How to handle bootstrapping Rust and CPython
Making Rust a dependency of CPython would introduce a bootstrapping problem: Rust depends on Python to bootstrap its compiler. There are several workarounds to this:
- Rust could always ensure their bootstrap script is compatible with older versions of Python. Then the process is to build an older version of Python, build Rust, then build a newer version of CPython. The bootstrap script is currently compatible with Python 2, so this seems likely to continue to be the case
- Rust could use PyPy to bootstrap
- Rust could drop their usage of Python in the bootstrap process
I (@emmatyping) plan to reach out to the Rust core team and ask what their thoughts are on this issue.
What about platforms that don’t support Rust?
Rust supports all platforms enumerated in PEP 11, but people run Python on other operating systems and architectures. Reviewing all of the issues labeled OS-unsupported in the CPython issue tracker, we found only a few cases where Rust would not be available:
- HPPA/PA-RISC: This is an old architecture from HP with the last released hardware coming out in 2005 and a community of users maintaining a Linux fork. There is no LLVM support for this architecture.

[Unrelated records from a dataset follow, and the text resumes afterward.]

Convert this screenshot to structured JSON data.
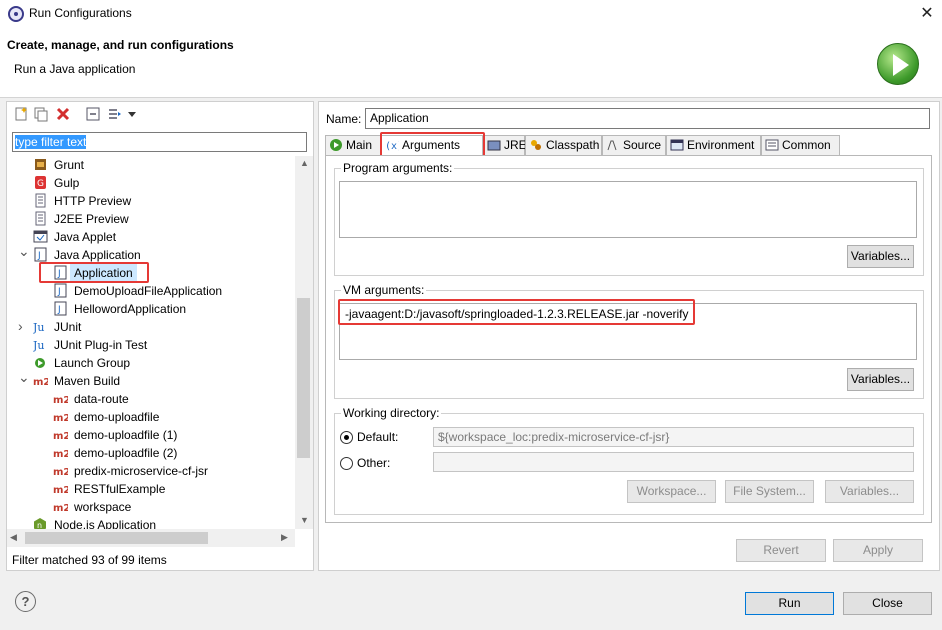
{
  "window": {
    "title": "Run Configurations",
    "close_glyph": "✕"
  },
  "banner": {
    "title": "Create, manage, and run configurations",
    "subtitle": "Run a Java application",
    "logo_icon": "run-icon"
  },
  "left": {
    "filter_text": "type filter text",
    "tree": [
      {
        "label": "Grunt",
        "icon": "grunt-icon",
        "indent": 1
      },
      {
        "label": "Gulp",
        "icon": "gulp-icon",
        "indent": 1
      },
      {
        "label": "HTTP Preview",
        "icon": "http-preview-icon",
        "indent": 1
      },
      {
        "label": "J2EE Preview",
        "icon": "j2ee-preview-icon",
        "indent": 1
      },
      {
        "label": "Java Applet",
        "icon": "java-applet-icon",
        "indent": 1
      },
      {
        "label": "Java Application",
        "icon": "java-application-icon",
        "indent": 1,
        "expanded": true
      },
      {
        "label": "Application",
        "icon": "java-class-icon",
        "indent": 2,
        "selected": true
      },
      {
        "label": "DemoUploadFileApplication",
        "icon": "java-class-icon",
        "indent": 2
      },
      {
        "label": "HellowordApplication",
        "icon": "java-class-icon",
        "indent": 2
      },
      {
        "label": "JUnit",
        "icon": "junit-icon",
        "indent": 1,
        "collapsed": true
      },
      {
        "label": "JUnit Plug-in Test",
        "icon": "junit-plugin-icon",
        "indent": 1
      },
      {
        "label": "Launch Group",
        "icon": "launch-group-icon",
        "indent": 1
      },
      {
        "label": "Maven Build",
        "icon": "maven-icon",
        "indent": 1,
        "expanded": true
      },
      {
        "label": "data-route",
        "icon": "maven-icon",
        "indent": 2
      },
      {
        "label": "demo-uploadfile",
        "icon": "maven-icon",
        "indent": 2
      },
      {
        "label": "demo-uploadfile (1)",
        "icon": "maven-icon",
        "indent": 2
      },
      {
        "label": "demo-uploadfile (2)",
        "icon": "maven-icon",
        "indent": 2
      },
      {
        "label": "predix-microservice-cf-jsr",
        "icon": "maven-icon",
        "indent": 2
      },
      {
        "label": "RESTfulExample",
        "icon": "maven-icon",
        "indent": 2
      },
      {
        "label": "workspace",
        "icon": "maven-icon",
        "indent": 2
      },
      {
        "label": "Node.js Application",
        "icon": "nodejs-icon",
        "indent": 1
      }
    ],
    "status": "Filter matched 93 of 99 items"
  },
  "right": {
    "name_label": "Name:",
    "name_value": "Application",
    "tabs": [
      {
        "label": "Main",
        "icon": "main-tab-icon"
      },
      {
        "label": "Arguments",
        "icon": "arguments-tab-icon"
      },
      {
        "label": "JRE",
        "icon": "jre-tab-icon"
      },
      {
        "label": "Classpath",
        "icon": "classpath-tab-icon"
      },
      {
        "label": "Source",
        "icon": "source-tab-icon"
      },
      {
        "label": "Environment",
        "icon": "environment-tab-icon"
      },
      {
        "label": "Common",
        "icon": "common-tab-icon"
      }
    ],
    "program_args_label": "Program arguments:",
    "program_args_value": "",
    "vm_args_label": "VM arguments:",
    "vm_args_value": "-javaagent:D:/javasoft/springloaded-1.2.3.RELEASE.jar  -noverify",
    "variables_label": "Variables...",
    "working_dir_label": "Working directory:",
    "default_label": "Default:",
    "default_value": "${workspace_loc:predix-microservice-cf-jsr}",
    "other_label": "Other:",
    "workspace_btn": "Workspace...",
    "filesystem_btn": "File System...",
    "revert_btn": "Revert",
    "apply_btn": "Apply"
  },
  "footer": {
    "run_btn": "Run",
    "close_btn": "Close",
    "help_glyph": "?"
  },
  "colors": {
    "accent": "#0078d7",
    "highlight": "#e53935",
    "selection": "#3399ff"
  }
}
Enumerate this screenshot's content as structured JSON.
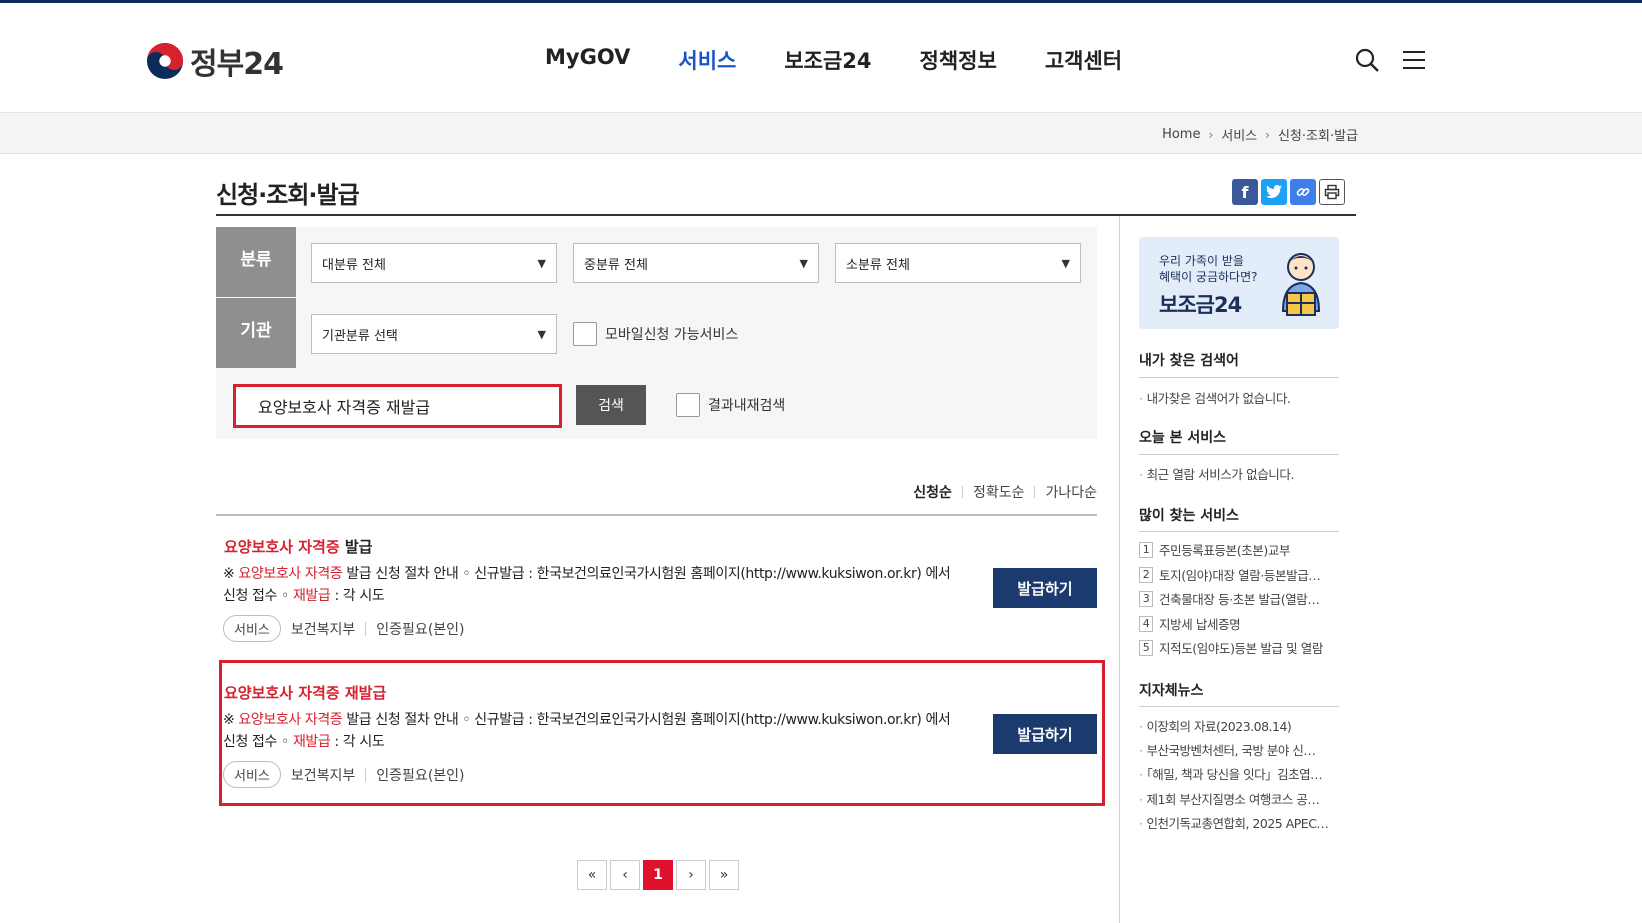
{
  "header": {
    "logo": "정부24",
    "nav": [
      "MyGOV",
      "서비스",
      "보조금24",
      "정책정보",
      "고객센터"
    ],
    "active_nav": "서비스"
  },
  "breadcrumb": [
    "Home",
    "서비스",
    "신청·조회·발급"
  ],
  "page": {
    "title": "신청·조회·발급"
  },
  "filters": {
    "category_label": "분류",
    "agency_label": "기관",
    "major": "대분류 전체",
    "middle": "중분류 전체",
    "minor": "소분류 전체",
    "agency": "기관분류 선택",
    "mobile_label": "모바일신청 가능서비스",
    "search_value": "요양보호사 자격증 재발급",
    "search_button": "검색",
    "within_label": "결과내재검색"
  },
  "sort": [
    "신청순",
    "정확도순",
    "가나다순"
  ],
  "results": [
    {
      "title_red": "요양보호사 자격증",
      "title_rest": " 발급",
      "desc_pre": "※ ",
      "desc_red1": "요양보호사 자격증",
      "desc_mid": " 발급 신청 절차 안내 ◦ 신규발급 : 한국보건의료인국가시험원 홈페이지(http://www.kuksiwon.or.kr) 에서 신청 접수 ◦ ",
      "desc_red2": "재발급",
      "desc_end": " : 각 시도",
      "tag": "서비스",
      "agency": "보건복지부",
      "auth": "인증필요(본인)",
      "button": "발급하기"
    },
    {
      "title_red": "요양보호사 자격증 재발급",
      "title_rest": "",
      "desc_pre": "※ ",
      "desc_red1": "요양보호사 자격증",
      "desc_mid": " 발급 신청 절차 안내 ◦ 신규발급 : 한국보건의료인국가시험원 홈페이지(http://www.kuksiwon.or.kr) 에서 신청 접수 ◦ ",
      "desc_red2": "재발급",
      "desc_end": " : 각 시도",
      "tag": "서비스",
      "agency": "보건복지부",
      "auth": "인증필요(본인)",
      "button": "발급하기"
    }
  ],
  "pagination": {
    "first": "«",
    "prev": "‹",
    "current": "1",
    "next": "›",
    "last": "»"
  },
  "sidebar": {
    "banner_line1": "우리 가족이 받을",
    "banner_line2": "혜택이 궁금하다면?",
    "banner_title": "보조금24",
    "my_search_title": "내가 찾은 검색어",
    "my_search_empty": "내가찾은 검색어가 없습니다.",
    "today_title": "오늘 본 서비스",
    "today_empty": "최근 열람 서비스가 없습니다.",
    "popular_title": "많이 찾는 서비스",
    "popular": [
      "주민등록표등본(초본)교부",
      "토지(임야)대장 열람·등본발급…",
      "건축물대장 등·초본 발급(열람…",
      "지방세 납세증명",
      "지적도(임야도)등본 발급 및 열람"
    ],
    "news_title": "지자체뉴스",
    "news": [
      "이장회의 자료(2023.08.14)",
      "부산국방벤처센터, 국방 분야 신…",
      "「해밀, 책과 당신을 잇다」김초엽…",
      "제1회 부산지질명소 여행코스 공…",
      "인천기독교총연합회, 2025 APEC…"
    ]
  }
}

- RISC OS: This is a community maintained version of an operating system created by Acorn Computers. There’s no support in Rust for this OS.

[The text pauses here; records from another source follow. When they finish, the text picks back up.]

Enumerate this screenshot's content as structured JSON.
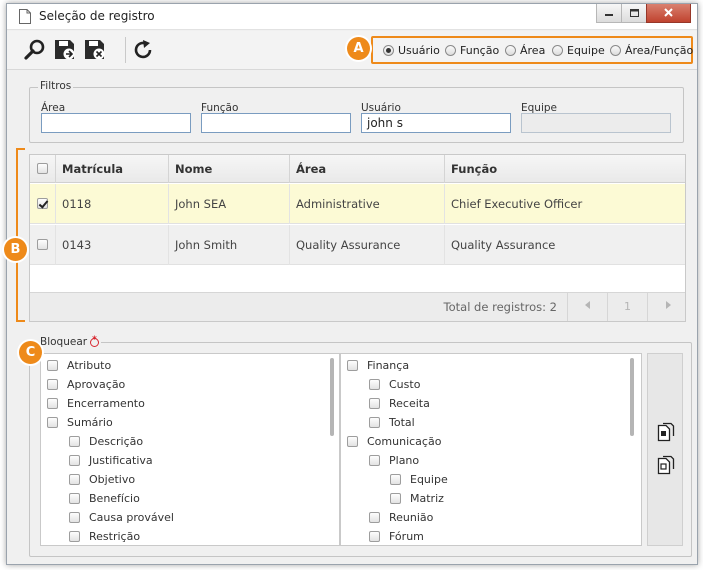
{
  "window": {
    "title": "Seleção de registro",
    "controls": [
      "minimize-icon",
      "restore-icon",
      "close-icon"
    ]
  },
  "toolbar": {
    "icons": [
      "search-icon",
      "save-new-icon",
      "save-close-icon",
      "refresh-icon"
    ],
    "radio_options": [
      {
        "label": "Usuário",
        "checked": true
      },
      {
        "label": "Função",
        "checked": false
      },
      {
        "label": "Área",
        "checked": false
      },
      {
        "label": "Equipe",
        "checked": false
      },
      {
        "label": "Área/Função",
        "checked": false
      }
    ]
  },
  "callouts": {
    "a": "A",
    "b": "B",
    "c": "C"
  },
  "filters": {
    "legend": "Filtros",
    "fields": [
      {
        "label": "Área",
        "value": ""
      },
      {
        "label": "Função",
        "value": ""
      },
      {
        "label": "Usuário",
        "value": "john s"
      },
      {
        "label": "Equipe",
        "value": ""
      }
    ]
  },
  "grid": {
    "columns": [
      "Matrícula",
      "Nome",
      "Área",
      "Função"
    ],
    "rows": [
      {
        "checked": true,
        "cells": [
          "0118",
          "John SEA",
          "Administrative",
          "Chief Executive Officer"
        ]
      },
      {
        "checked": false,
        "cells": [
          "0143",
          "John Smith",
          "Quality Assurance",
          "Quality Assurance"
        ]
      }
    ],
    "footer": {
      "total": "Total de registros: 2",
      "page": "1"
    }
  },
  "block": {
    "legend": "Bloquear",
    "left_tree": [
      {
        "label": "Atributo",
        "level": 0
      },
      {
        "label": "Aprovação",
        "level": 0
      },
      {
        "label": "Encerramento",
        "level": 0
      },
      {
        "label": "Sumário",
        "level": 0
      },
      {
        "label": "Descrição",
        "level": 1
      },
      {
        "label": "Justificativa",
        "level": 1
      },
      {
        "label": "Objetivo",
        "level": 1
      },
      {
        "label": "Benefício",
        "level": 1
      },
      {
        "label": "Causa provável",
        "level": 1
      },
      {
        "label": "Restrição",
        "level": 1
      }
    ],
    "right_tree": [
      {
        "label": "Finança",
        "level": 0
      },
      {
        "label": "Custo",
        "level": 1
      },
      {
        "label": "Receita",
        "level": 1
      },
      {
        "label": "Total",
        "level": 1
      },
      {
        "label": "Comunicação",
        "level": 0
      },
      {
        "label": "Plano",
        "level": 1
      },
      {
        "label": "Equipe",
        "level": 2
      },
      {
        "label": "Matriz",
        "level": 2
      },
      {
        "label": "Reunião",
        "level": 1
      },
      {
        "label": "Fórum",
        "level": 1
      }
    ],
    "side_icons": [
      "check-all-icon",
      "uncheck-all-icon"
    ]
  }
}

- PowerPPC OS X: This older OS/architecture combination has a community of users running on PowerBooks and similar. There is no support in Rust for this OS/architecture combination, but Rust has PowerPC support for Linux.
- CentOS 6: Rust requires glibc 2.17+, which is only available in Centos 7. However, it is unlikely users on a no-longer-supported Linux distribution will want the latest version of CPython. Even if they do, CPython would have a hard time supporting these platforms anyway.
How should current CPython contributors learn/engage with Rust portions of the code base?
Current contributors may need to interact with the Rust bindings if they modify any C APIs, including internal APIs. This process can be well covered in the devguide, and there are many great resources to learn Rust itself. The Rust book provides a thorough introduction to the Rust programming language. There are many other resources in addition, such as Rust for C++ programmers and the official learning resources Learn Rust - Rust Programming Language.
To ease this process, we can introduce a Rust experts team on GitHub who can be pinged on issues to answer questions about interacting with the API bindings. Furthermore, we can add a Rust tutorial focused on Rust’s usage in CPython to the devguide.
Obviously any extension modules written in Rust will require knowledge of Rust to contribute to.
What about Argument Clinic?
Argument Clinic is a great tool that simplifies the work of anyone writing C functions that require argument processing. We see two possible approaches for implementing it in Rust:
- Adapt the existing Argument Clinic to parse Rust comments using the same DSL as in C extensions, and generate Rust function signatures.
- Create a Rust procedural macro capable of parsing a similar DSL. This approach might allow it to be used by any third-party package, whereas the C-based Argument Clinic does not guarantee compatibility with third-party extensions.
Using a proc macro would allow for better IDE integration and could become useful to 3rd party extension authors.
Should the CPython Rust crates be supported for 3rd-party use? Should there be a Rust API?
Having canonical Rust crates for bindings to CPython’s C API would be advantageous, but the project is ill-prepared to support usage by 3rd-parties at this time. Thus we propose deferring making Rust code supported for 3rd-party use until a later date.